Dünkü gazetelerde bu "belgenin" yaratıcısının eski bir muhtar olduğunu ve bu kişi tarafından birçok yere fakslandığını öğrendik.

Gazetelerde "Ahmet Necdet Sezer belgesi" olarak tanımlanan belge, 36 kişinin CHP yönetimini devralmasını öneriyor.

Listedeki isimlere bakarken insan gülmekten kendini alamıyor: Bu kadar "beş benzemezin" bir arada, bir siyasi partinin yönetiminde olması, ne kadar eğlenceli olurdu!

O partiyi izlemekle görevli muhabirler hiç haber sıkıntısı çekmezler, partinin MYK toplantısı da her seferinde karakolda biterdi.

Listede eski "faşistler", eski "komünistler" bir arada. Şu anda siyasi olarak birbirine ters kutuplarda bulunan isimler de var. Rüyalarında kendilerini bütün bu isimlerle bir arada görse, kan ter içinde uyanıp "hayırdır inşallah" diyecek olanlar da!

Bu listenin Balbay’a yönelik olarak yapılan aramada "belge" diye kayda alınması, savcının önüne gelen bu listeyi ciddiye alıp, bununla ilgili Balbay’a soru sorması bile tuhaf.

Soruşturmanın ciddiyetiyle ilgili kafalarda uyanacak kuşkuların, Türkiye’de hukukun egemen olmasını isteyenlere zarar vereceğini unutmamak gerek.

İki gün geçti, tık yok!

İKİ emekli orgeneralin gözaltına alınmasının ardından AKP medyasına servis edilen ve bu gazetelerce manşetten yayımlanan habere göre 7 Temmuz günü, büyük bir kaos yaşanacaktı.

40 ilde mitingler düzenlenecek, bu mitinglerde olaylar çıkartılacak, suikastlar yapılacaktı.

Dünün tarihi ise 8 Temmuz idi.

Büyük olaylar çıkartılacak "kaos gününün" bir gün sonrası yani.

Bütün gün televizyondaki haber kanallarını açık tuttum. Bilgisayarımda da internet gazeteleri dönüp durdu. Bir yandan da Hürriyet’in sisteminden ajans haberlerine baktım.

Böyle yaptım çünkü büyük çaplı bir operasyon bekliyordum.

40 ildeki mitingde kaos çıkarmak için neresinden baksanız 1000-1500 kişilik bir "provokatör grubuna" ihtiyaç var.

Sadece olay çıkartmak yetmez, çünkü olayı büyütmek için kalabalıklar da gerekiyor.

Bunların ellerinde de herhalde 100-150 tane silah olmalı.

Suikastçılar da tek kişi olamazlar.
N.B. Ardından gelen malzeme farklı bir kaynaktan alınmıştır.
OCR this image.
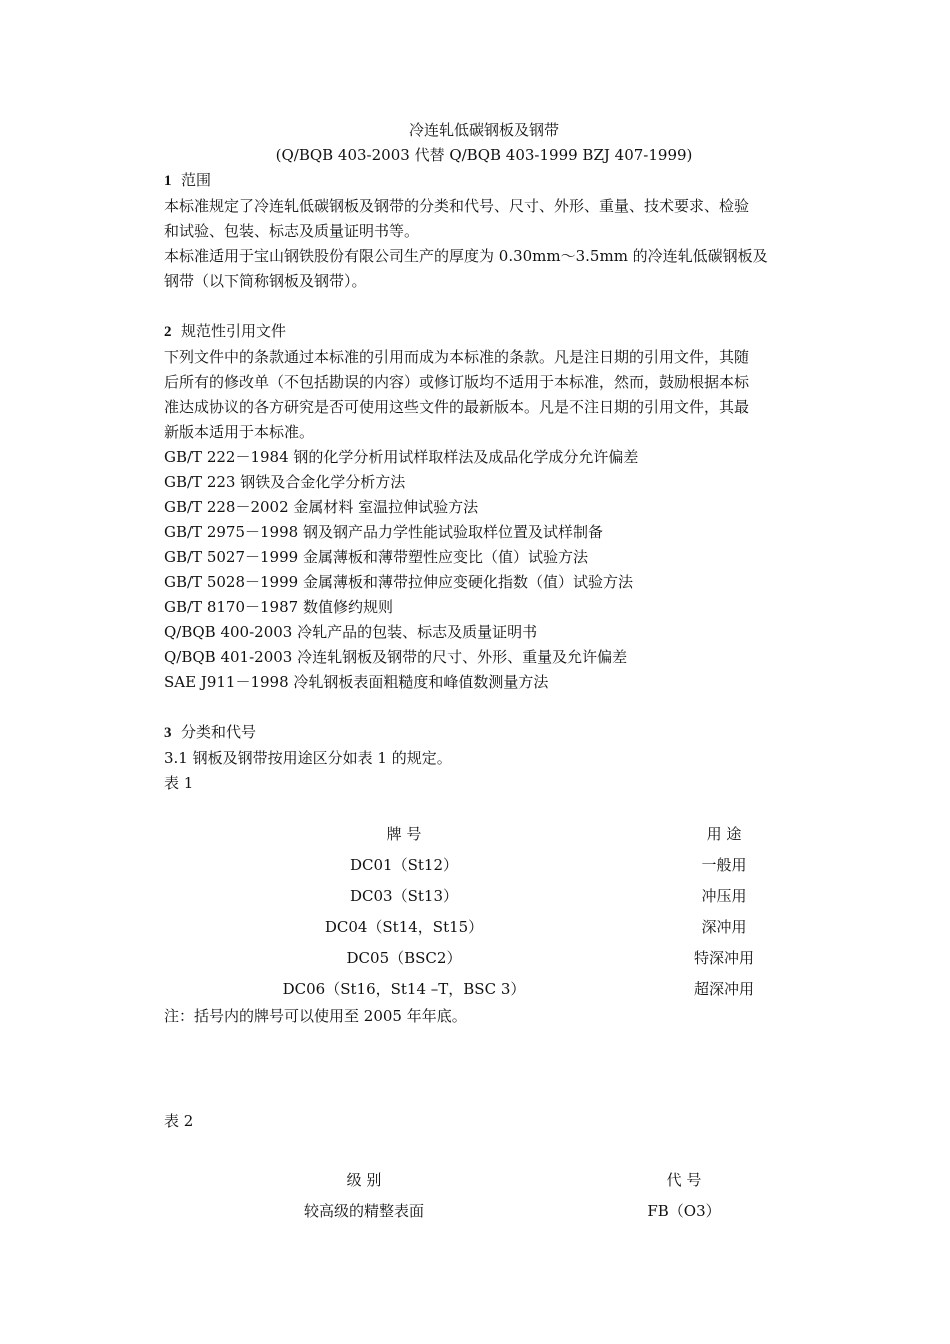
冷连轧低碳钢板及钢带

(Q/BQB 403-2003 代替 Q/BQB 403-1999 BZJ 407-1999)

1 范围

本标准规定了冷连轧低碳钢板及钢带的分类和代号、尺寸、外形、重量、技术要求、检验

和试验、包装、标志及质量证明书等。

本标准适用于宝山钢铁股份有限公司生产的厚度为 0.30mm～3.5mm 的冷连轧低碳钢板及

钢带（以下简称钢板及钢带）。

2 规范性引用文件

下列文件中的条款通过本标准的引用而成为本标准的条款。凡是注日期的引用文件，其随

后所有的修改单（不包括勘误的内容）或修订版均不适用于本标准，然而，鼓励根据本标

准达成协议的各方研究是否可使用这些文件的最新版本。凡是不注日期的引用文件，其最

新版本适用于本标准。

GB/T 222－1984 钢的化学分析用试样取样法及成品化学成分允许偏差

GB/T 223 钢铁及合金化学分析方法

GB/T 228－2002 金属材料 室温拉伸试验方法

GB/T 2975－1998 钢及钢产品力学性能试验取样位置及试样制备

GB/T 5027－1999 金属薄板和薄带塑性应变比（值）试验方法

GB/T 5028－1999 金属薄板和薄带拉伸应变硬化指数（值）试验方法

GB/T 8170－1987 数值修约规则

Q/BQB 400-2003 冷轧产品的包装、标志及质量证明书

Q/BQB 401-2003 冷连轧钢板及钢带的尺寸、外形、重量及允许偏差

SAE J911－1998 冷轧钢板表面粗糙度和峰值数测量方法

3 分类和代号

3.1 钢板及钢带按用途区分如表 1 的规定。

表 1

牌 号	用 途
DC01（St12）	一般用
DC03（St13）	冲压用
DC04（St14，St15）	深冲用
DC05（BSC2）	特深冲用
DC06（St16，St14 –T，BSC 3）	超深冲用

注：括号内的牌号可以使用至 2005 年年底。

表 2

级 别	代 号
较高级的精整表面	FB（O3）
Gözcüsü, kaçılacak otomobili kullanacak olanı, artçısı derken en az dört-beş kişilik ekipler gerekli.

Ve herhalde bunlar da silahlı olmalı. Sonuç olarak kesekáğıdı patlatarak kimseyi kalpten öldüremezsiniz!

Ama kaos gününün üzerinden 24 saat geçmesine rağmen bakıyorum "tık" yok!

Bu haber servisini yönetenler, AKP medyası ile dalga mı geçtiler acaba?